Bestraft werden soll, wer eine Aufenthaltsbescheinigung durch falsche Angaben erschleicht. Grassierende Ausbeutung von EU-Zuwanderern, Schwarzarbeit und Scheinselbstständigkeit soll etwa durch effizientere Zusammenarbeit der Behörden bekämpft werden.
„Es gibt in bestimmten Städten etwas, was dort Arbeitsstrich genannt wird“, sagte de Maizière. Für ein, zwei Euro müssten Betroffene arbeiten - „alles schwarz, alles illegal“. Auch teure Vermietungen völlig verwahrloster Behausungen müssten eingedämmt werden. „Da gibt es einen massiven Missbrauch und Ausbeutung von denjenigen, die hier herkommen.“
Nahles betonte: „Es kulminiert in einigen Städten, dort in einigen Quartieren, es ist aber nicht so, dass wir generell ein Problem mit (...) der Freizügigkeit auch nach Eintritt von Rumänien und Bulgarien haben.“ Die bulgarische Regierung sorge sich, dass viele Fachkräfte, etwa Ärzte, nach Deutschland kämen. Meist gilt laut de Maizière: „Diese Menschen suchen für sich und ihre Familien bessere Chancen und tragen zu Wohlstand und Entwicklung in Deutschland bei.“
Für die Kommunen mit immer zahlreicheren Sozialleistungsbeziehern aus Rumänien und Bulgarien sollen zudem noch mehr Hilfsgelder fließen als ohnehin bereits geplant. So sollen diese Kommunen für das laufende Jahr 25 Millionen Euro mehr für die Unterkunft bei „Hartz-IV-Beziehern“ bekommen, rund 10 Millionen mehr für Gesundheitsleistungen wie Impfstoffe, 40 Millionen für zusätzliche Integrationskurse.
Insgesamt sollen sich verschiedene Gelder aus EU-Töpfen und vom Bund auf bis zu 250 Millionen Euro in den kommenden Jahren summieren. Betroffen sind etwa Duisburg, Frankfurt/Main, München, Offenbach. Die Verteilung des Geldes muss noch geklärt werden.

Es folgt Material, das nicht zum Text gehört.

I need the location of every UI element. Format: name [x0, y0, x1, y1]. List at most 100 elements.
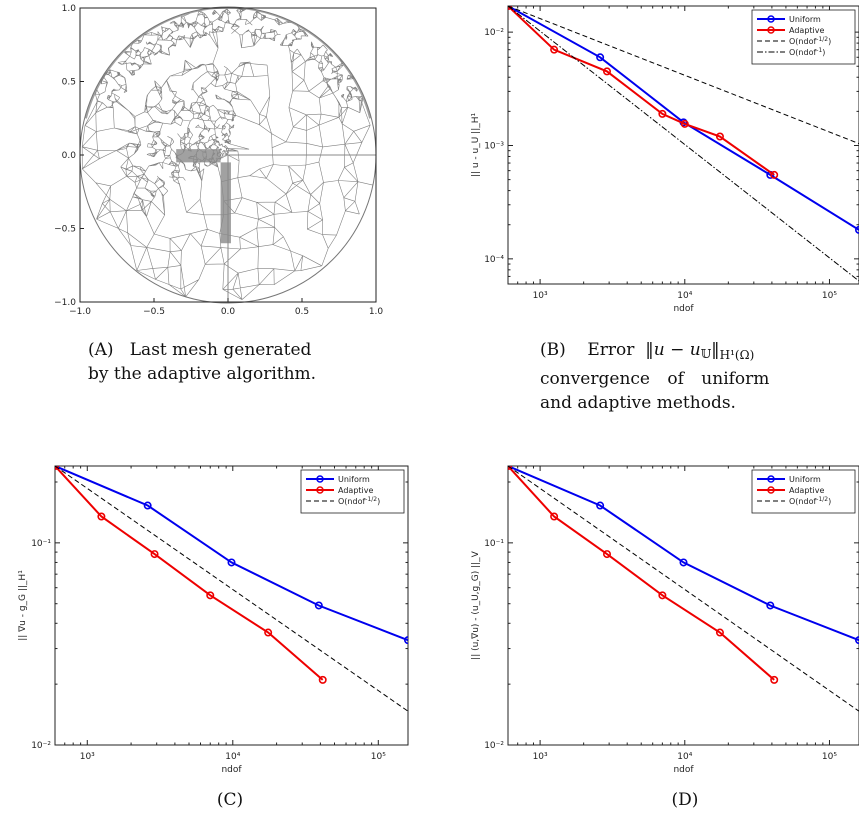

CSU-Landesgruppenchefin Gerda Hasselfeldt lobt die Pläne. „Die CSU konnte entscheidende Forderungen gegen den Sozialbetrug bei der Armutszuwanderung durchsetzen“, sagte sie der „Passauer Neuen Presse“ (Mittwoch). Die EU-Kommission begrüßte, dass die Bundesregierung sich dabei an geltendes europäisches Recht halten wolle. Opposition und Sozialverbände übten scharfe Kritik.
Der Grünen-Sozialexperte Wolfgang Strengmann-Kuhn sagte der Nachrichtenagentur dpa: „Die Regierung sollte endlich aufhören, Probleme zu bekämpfen, die es nicht gibt.“ Unklar bleibe, was de Maizière gegen Ausbeutung von Zuwandernden plane.
Katina Schubert von den Linken warf der Regierung Stigmatisierung von Einwanderern vor. Die Diakonie betonte, Missbrauchsfälle seien die Ausnahme. Der Paritätische Wohlfahrtsverband warf der Regierung Populismus vor. „Selbst die Einwanderung aus Bulgarien und Rumänien ist unterm Strich ein Gewinn für Deutschland“, so das arbeitgebernahe Institut IW. Jeder fünfte erwerbstätige Bulgare oder Rumäne arbeite in Fach- und Führungspositionen. Auch der DGB bemängelte die Pläne.